In the first week of September a contract of marriage is signed in Düsseldorf. Wilhelm’s envoys are on the road that same day, to carry the papers to England. Everyone is happy except Archbishop Cranmer, who says, ‘I am afraid, my lord.’

He stifles the impulse to say, aren’t you always?

‘To lack a common language, it is not a trivial thing. Believe me, I know.’

‘I thought you were happy with Grete.’

‘And so I was. But I chose her for myself. We had spent time together. We could not talk except through others. But we felt that ease between us, that betokened a happy household.’

He says, mischievous, ‘My lord of Norfolk says, no point talking to women, you can do your husband’s part without it.’

‘Norfolk?’ Fitzwilliam is coming in with the other councillors. ‘All he knows is to fell a maid and jump on her.’

‘I believe it,’ Charles Brandon says. ‘No way with women.’

Cranmer says, ‘Very well, you are pleased to make sport of me. But I do not believe the king should let others choose his bride. Did he not say to the French, bring your ladies to Calais, so we may talk? Did he not say, I cannot be beholden to any man’s choice, the thing touches me too near?’
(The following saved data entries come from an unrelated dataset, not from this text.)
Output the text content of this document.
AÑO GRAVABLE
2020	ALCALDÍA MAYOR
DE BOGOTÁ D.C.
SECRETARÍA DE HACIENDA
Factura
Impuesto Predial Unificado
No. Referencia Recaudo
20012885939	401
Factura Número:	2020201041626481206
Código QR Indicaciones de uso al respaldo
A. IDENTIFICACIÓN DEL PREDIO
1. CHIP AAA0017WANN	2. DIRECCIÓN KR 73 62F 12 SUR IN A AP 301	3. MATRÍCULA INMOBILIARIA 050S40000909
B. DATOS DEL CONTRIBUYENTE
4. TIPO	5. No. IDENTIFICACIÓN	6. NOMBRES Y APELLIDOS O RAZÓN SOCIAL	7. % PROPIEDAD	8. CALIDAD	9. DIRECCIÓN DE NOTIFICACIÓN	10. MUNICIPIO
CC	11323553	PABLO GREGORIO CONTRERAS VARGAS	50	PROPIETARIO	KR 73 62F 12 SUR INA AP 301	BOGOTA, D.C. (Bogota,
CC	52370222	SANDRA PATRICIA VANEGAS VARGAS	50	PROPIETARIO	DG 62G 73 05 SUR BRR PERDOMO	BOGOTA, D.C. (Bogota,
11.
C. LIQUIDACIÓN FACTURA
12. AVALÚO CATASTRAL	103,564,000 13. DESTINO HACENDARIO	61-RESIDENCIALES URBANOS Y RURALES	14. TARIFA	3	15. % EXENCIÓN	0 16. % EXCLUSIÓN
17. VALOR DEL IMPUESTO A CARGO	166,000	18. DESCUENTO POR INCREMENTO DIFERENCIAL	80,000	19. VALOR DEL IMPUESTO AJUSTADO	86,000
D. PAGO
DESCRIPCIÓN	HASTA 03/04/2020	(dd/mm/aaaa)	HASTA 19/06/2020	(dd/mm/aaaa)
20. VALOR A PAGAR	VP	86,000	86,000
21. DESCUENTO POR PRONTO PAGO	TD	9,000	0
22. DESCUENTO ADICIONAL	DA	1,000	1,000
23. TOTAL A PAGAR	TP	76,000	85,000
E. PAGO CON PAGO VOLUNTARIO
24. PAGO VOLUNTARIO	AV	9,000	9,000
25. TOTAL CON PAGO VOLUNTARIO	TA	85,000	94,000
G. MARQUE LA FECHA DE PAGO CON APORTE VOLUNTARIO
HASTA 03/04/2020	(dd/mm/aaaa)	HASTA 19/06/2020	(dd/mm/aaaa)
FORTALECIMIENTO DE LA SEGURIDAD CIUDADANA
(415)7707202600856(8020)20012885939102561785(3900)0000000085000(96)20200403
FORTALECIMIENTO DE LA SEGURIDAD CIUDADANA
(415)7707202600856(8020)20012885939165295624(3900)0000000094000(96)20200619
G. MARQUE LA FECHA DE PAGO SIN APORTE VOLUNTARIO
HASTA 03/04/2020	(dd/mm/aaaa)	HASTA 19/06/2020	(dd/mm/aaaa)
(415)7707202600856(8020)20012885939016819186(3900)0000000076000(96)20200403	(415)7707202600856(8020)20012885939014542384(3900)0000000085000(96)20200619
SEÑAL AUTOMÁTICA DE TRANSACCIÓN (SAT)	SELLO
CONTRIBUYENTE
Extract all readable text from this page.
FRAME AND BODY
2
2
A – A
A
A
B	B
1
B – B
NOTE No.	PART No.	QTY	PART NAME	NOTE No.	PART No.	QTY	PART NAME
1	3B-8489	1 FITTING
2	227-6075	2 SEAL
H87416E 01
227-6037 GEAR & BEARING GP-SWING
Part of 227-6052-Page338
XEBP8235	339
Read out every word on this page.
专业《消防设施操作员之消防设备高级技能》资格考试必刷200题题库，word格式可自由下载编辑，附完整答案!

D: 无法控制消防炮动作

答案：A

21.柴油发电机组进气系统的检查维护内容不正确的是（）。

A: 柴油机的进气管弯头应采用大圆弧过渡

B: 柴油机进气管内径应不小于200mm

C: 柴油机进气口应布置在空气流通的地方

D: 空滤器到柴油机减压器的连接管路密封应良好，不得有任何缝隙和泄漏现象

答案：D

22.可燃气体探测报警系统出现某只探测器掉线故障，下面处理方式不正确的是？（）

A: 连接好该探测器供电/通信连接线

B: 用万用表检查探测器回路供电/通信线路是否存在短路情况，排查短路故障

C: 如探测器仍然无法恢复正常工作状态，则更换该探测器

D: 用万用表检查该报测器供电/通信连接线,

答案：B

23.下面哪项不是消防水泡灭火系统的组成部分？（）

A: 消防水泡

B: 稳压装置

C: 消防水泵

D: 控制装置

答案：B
‘He wanted to marry Christina without seeing her,’ Charles Brandon says reasonably. ‘He trusted her picture, and he heard Mr Wriothesley say she had dimples.’

Fitzwilliam says, ‘He had his pick before. He picked Boleyn. She was his choice entirely. His unholy mistake, which we had to clear up.’

Cranmer opens his mouth to reply, but he, Cromwell, says, ‘I think you should be silent on the topic of matrimony. What has it to do with bishops?’

Cranmer looks cowed. He makes a sign as if to say, peace.

All summer the council runs after the king, up-country, following the slaughter of deer. Bishop Gardiner soon arranges to have himself kicked in a ditch. Those six articles that Parliament passed have made him over-confident. When the name of Robert Barnes is raised in council, Gardiner sniffs; then he shuffles his papers, unpleasantly; then he picks up his folio and slams it down again on the table, until he, Lord Cromwell, says, ‘What?’ and the king says, ‘Let us hear it, Winchester.’